Profil de Molecule : Rosabelle Armstead
L'entrée de Rosabelle Armstead dans l'industrie du jeu vidéo a été pour le moins inhabituelle : la talentueuse programmeuse junior a obtenu un emploi chez Media Molecule et a reçu un BAFTA pour son travail sur Dreams avant même d'avoir obtenu son diplôme universitaire. Aujourd'hui, nous discutons avec Rosabelle de ce qu'elle fait chez Mm, de la façon dont elle est arrivée là et des similitudes qui existent entre programmation, création artistique et résolution de mots croisés...
Bonjour, Rosabelle ! Que faites-vous ici, chez Media Molecule ?
Je suis programmeuse junior sur Dreams. Je passe le plus gros de ma journée à regarder du code, à écrire du code, à corriger du code et à courir derrière les autres programmeurs. Comme je suis junior, j'ai beaucoup à apprendre, et je cherche de l'aide auprès des programmeurs senior.
Comment coder quelque chose pour que Dreams fonctionne concrètement ?
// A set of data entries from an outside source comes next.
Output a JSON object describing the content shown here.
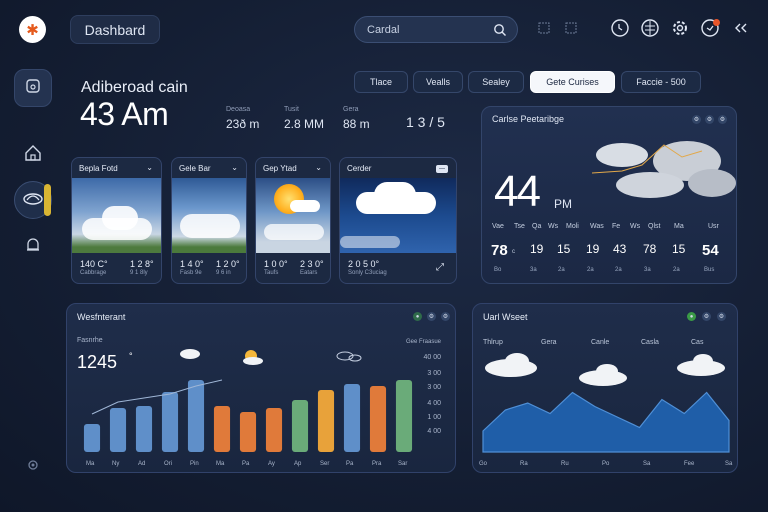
{
  "sidebar": {
    "logo_glyph": "✱",
    "items": [
      {
        "name": "app",
        "icon": "app-icon"
      },
      {
        "name": "home",
        "icon": "home-icon"
      },
      {
        "name": "weather",
        "icon": "weather-icon"
      },
      {
        "name": "alerts",
        "icon": "bell-icon"
      },
      {
        "name": "settings",
        "icon": "gear-icon"
      }
    ]
  },
  "header": {
    "dashboard_label": "Dashbard",
    "search_placeholder": "Cardal",
    "icons": [
      "grid-icon",
      "grid-icon",
      "clock-icon",
      "globe-icon",
      "gear-icon",
      "notification-icon",
      "collapse-icon"
    ]
  },
  "summary": {
    "greeting": "Adiberoad cain",
    "time": "43 Am",
    "stats": [
      {
        "label": "Deoasa",
        "value": "23ð m"
      },
      {
        "label": "Tusit",
        "value": "2.8 MM"
      },
      {
        "label": "Gera",
        "value": "88 m"
      }
    ],
    "fraction": "1 3 / 5"
  },
  "filters": [
    "Tlace",
    "Vealls",
    "Sealey",
    "Gete Curises",
    "Faccie - 500"
  ],
  "filters_selected_index": 3,
  "cards": [
    {
      "title": "Bepla Fotd",
      "temp1": "140 C°",
      "temp2": "1 2 8°",
      "sub1": "Cabbrage",
      "sub2": "9 1 8ly"
    },
    {
      "title": "Gele Bar",
      "temp1": "1 4 0°",
      "temp2": "1 2 0°",
      "sub1": "Fasb 9e",
      "sub2": "9 6 in"
    },
    {
      "title": "Gep Ytad",
      "temp1": "1 0 0°",
      "temp2": "2 3 0°",
      "sub1": "Taufs",
      "sub2": "Eatars"
    },
    {
      "title": "Cerder",
      "temp1": "2 0 5 0°",
      "temp2": "",
      "sub1": "Sonly C3uciag",
      "sub2": ""
    }
  ],
  "forecast": {
    "title": "Carlse  Peetaribge",
    "temperature": "44",
    "unit": "PM",
    "hours": [
      "Vae",
      "Tse",
      "Qa",
      "Ws",
      "Moli",
      "Was",
      "Fe",
      "Ws",
      "Qlst",
      "Ma",
      "Usr"
    ],
    "values": [
      "78",
      "19",
      "15",
      "19",
      "43",
      "78",
      "15",
      "54"
    ],
    "value_units": [
      "c",
      "",
      "",
      "",
      "",
      "",
      "",
      ""
    ],
    "subs": [
      "Bo",
      "3a",
      "2a",
      "2a",
      "2a",
      "3a",
      "2a",
      "Bus"
    ]
  },
  "chart_panel": {
    "title": "Wesfnterant",
    "label": "Fasnrhe",
    "value": "1245",
    "value_unit": "°",
    "legend": "Gee Fraasue"
  },
  "chart_data": {
    "type": "bar",
    "categories": [
      "Ma",
      "Ny",
      "Ad",
      "Ori",
      "Pin",
      "Ma",
      "Pa",
      "Ay",
      "Ap",
      "Ser",
      "Pa",
      "Pra",
      "Sar"
    ],
    "values": [
      14,
      22,
      23,
      30,
      36,
      23,
      20,
      22,
      26,
      31,
      34,
      33,
      36
    ],
    "colors": [
      "#5f8fc9",
      "#5f8fc9",
      "#5f8fc9",
      "#5f8fc9",
      "#5f8fc9",
      "#e07a3a",
      "#e07a3a",
      "#e07a3a",
      "#6aab79",
      "#e8a23a",
      "#5f8fc9",
      "#e07a3a",
      "#6aab79"
    ],
    "y_ticks": [
      "40 00",
      "3 00",
      "3 00",
      "4 00",
      "1 00",
      "4 00"
    ],
    "line": [
      19,
      25,
      27,
      29,
      33,
      36
    ]
  },
  "wind_panel": {
    "title": "Uarl Wseet",
    "labels": [
      "Thlrup",
      "Gera",
      "Canle",
      "Casla",
      "Cas"
    ],
    "series_values": [
      12,
      24,
      28,
      22,
      34,
      26,
      20,
      14,
      30,
      22,
      34,
      18
    ],
    "x_labels": [
      "Go",
      "Ra",
      "Ru",
      "Po",
      "Sa",
      "Fee",
      "Sa"
    ]
  }
}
J'ai beaucoup travaillé sur les quêtes des follets et sur les trophées. Tout le système des quêtes des follets était commencé avant mon arrivée, j'ai donc récupéré quelque chose d'existant. Pour ces quêtes, nous avons un outil que les concepteurs utilisent pour ajouter des éléments aux quêtes des follets et aux trophées dans le jeu. Mais nous devons ajouter certains éléments nous-mêmes, dans le code, pour les déclencher. La plupart du temps, les outils que nous avons permettent aux concepteurs d'ajouter directement au jeu leurs nouveaux éléments : le programmeur a juste besoin de peaufiner. Par exemple, nous avons une fonction qui nous permet de déverrouiller une quête listée quand le joueur a accompli l'action voulue. Imaginons que le joueur a fini un didacticiel : il nous suffit de trouver le morceau de code qui explique que ce didacticiel est fini et d'ajouter la ligne qui permet de marquer la quête comme déverrouillée.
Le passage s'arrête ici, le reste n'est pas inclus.